If you receive an annual bonus, applying it as a mortgage lump sum payment can be very effective — especially on a floating rate loan (no prepayment cap) or early in a fixed term (within the prepayment limit).

3. Redirect windfalls

Tax refunds, KiwiSaver government contribution, unexpected income — directing these to the mortgage rather than discretionary spending creates real long-term value.

4. Increase repayments when rates are cut

When the RBNZ cuts the OCR and your floating rate drops, keep your repayments at the old level rather than reducing them. You’re already budgeting for the higher payment — the extra becomes overpayment.

Example: Your floating rate drops from 7.09% to 6.5%. Your payment on $500,000 over 30 years falls from ~$3,347 to ~$3,163. Keep paying $3,347 — the $184/month difference attacks principal.

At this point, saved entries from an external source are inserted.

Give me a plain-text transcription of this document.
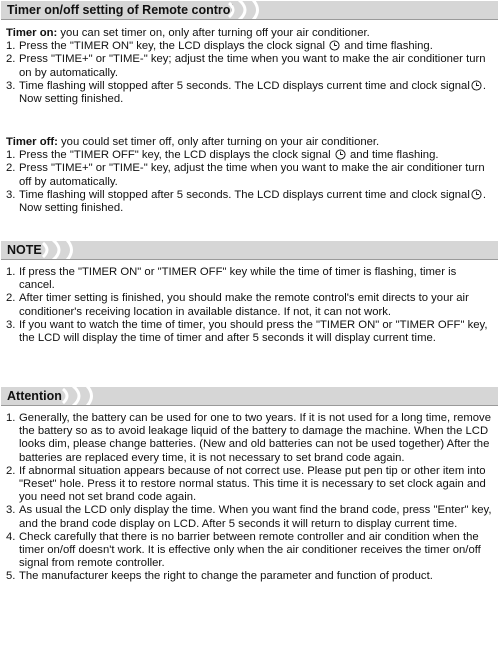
Timer on/off setting of Remote control
Timer on: you can set timer on, only after turning off your air conditioner.
1. Press the "TIMER ON" key, the LCD displays the clock signal  and time flashing.
2. Press "TIME+" or "TIME-" key; adjust the time when you want to make the air conditioner turn on by automatically.
3. Time flashing will stopped after 5 seconds. The LCD displays current time and clock signal . Now setting finished.
Timer off: you could set timer off, only after turning on your air conditioner.
1. Press the "TIMER OFF" key, the LCD displays the clock signal  and time flashing.
2. Press "TIME+" or "TIME-" key, adjust the time when you want to make the air conditioner turn off by automatically.
3. Time flashing will stopped after 5 seconds. The LCD displays current time and clock signal . Now setting finished.
NOTE
1. If press the "TIMER ON" or "TIMER OFF" key while the time of timer is flashing, timer is cancel.
2. After timer setting is finished, you should make the remote control's emit directs to your air conditioner's receiving location in available distance. If not, it can not work.
3. If you want to watch the time of timer, you should press the "TIMER ON" or "TIMER OFF" key, the LCD will display the time of timer and after 5 seconds it will display current time.
Attention
1. Generally, the battery can be used for one to two years. If it is not used for a long time, remove the battery so as to avoid leakage liquid of the battery to damage the machine. When the LCD looks dim, please change batteries. (New and old batteries can not be used together) After the batteries are replaced every time, it is not necessary to set brand code again.
2. If abnormal situation appears because of not correct use. Please put pen tip or other item into "Reset" hole. Press it to restore normal status. This time it is necessary to set clock again and you need not set brand code again.
3. As usual the LCD only display the time. When you want find the brand code, press "Enter" key, and the brand code display on LCD. After 5 seconds it will return to display current time.
4. Check carefully that there is no barrier between remote controller and air condition when the timer on/off doesn't work. It is effective only when the air conditioner receives the timer on/off signal from remote controller.
5. The manufacturer keeps the right to change the parameter and function of product.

Offset Account as an Alternative to Overpayment

An offset mortgage links your savings account balance to your mortgage — your savings offset the principal on which interest is charged. This achieves a similar effect to overpayment, but with full liquidity (you can withdraw the savings at any time).

Advantage over overpayment: Offset savings are accessible. Mortgage overpayments may be accessible via a redraw facility, but not all banks offer this — once paid, extra mortgage repayments may be locked in.

See Offset Mortgage NZ for the full comparison.


Redraw Facilities

Some NZ mortgages include a redraw facility — the ability to access extra repayments you’ve made. This provides the benefit of overpaying (interest savings) while retaining some liquidity.

Availability: Not all NZ banks offer redraw. ANZ, ASB, and Kiwibank offer redraw on some products. Check your specific mortgage product.

Limitation: Redraw is typically not available during a fixed rate period — your overpayments are locked in until the fixed term expires.


Overpayment vs Investing

A common question: “Should I overpay my mortgage, or invest the money instead?”

Mortgage overpayment gives: A guaranteed after-tax return equal to your mortgage interest rate. At 5.55%, overpaying is equivalent to earning 5.55% after tax, risk-free.

Investing gives: Higher expected returns but with risk and uncertainty. NZ shares and diversified funds have returned 7–10% pa long-term but with significant year-to-year volatility.

Rule of thumb: If your mortgage rate is above 5%, overpayment is a very competitive risk-free alternative to investing. The decision depends on your risk tolerance, investment horizon, and whether you have other priorities (KiwiSaver employer contributions, emergency fund).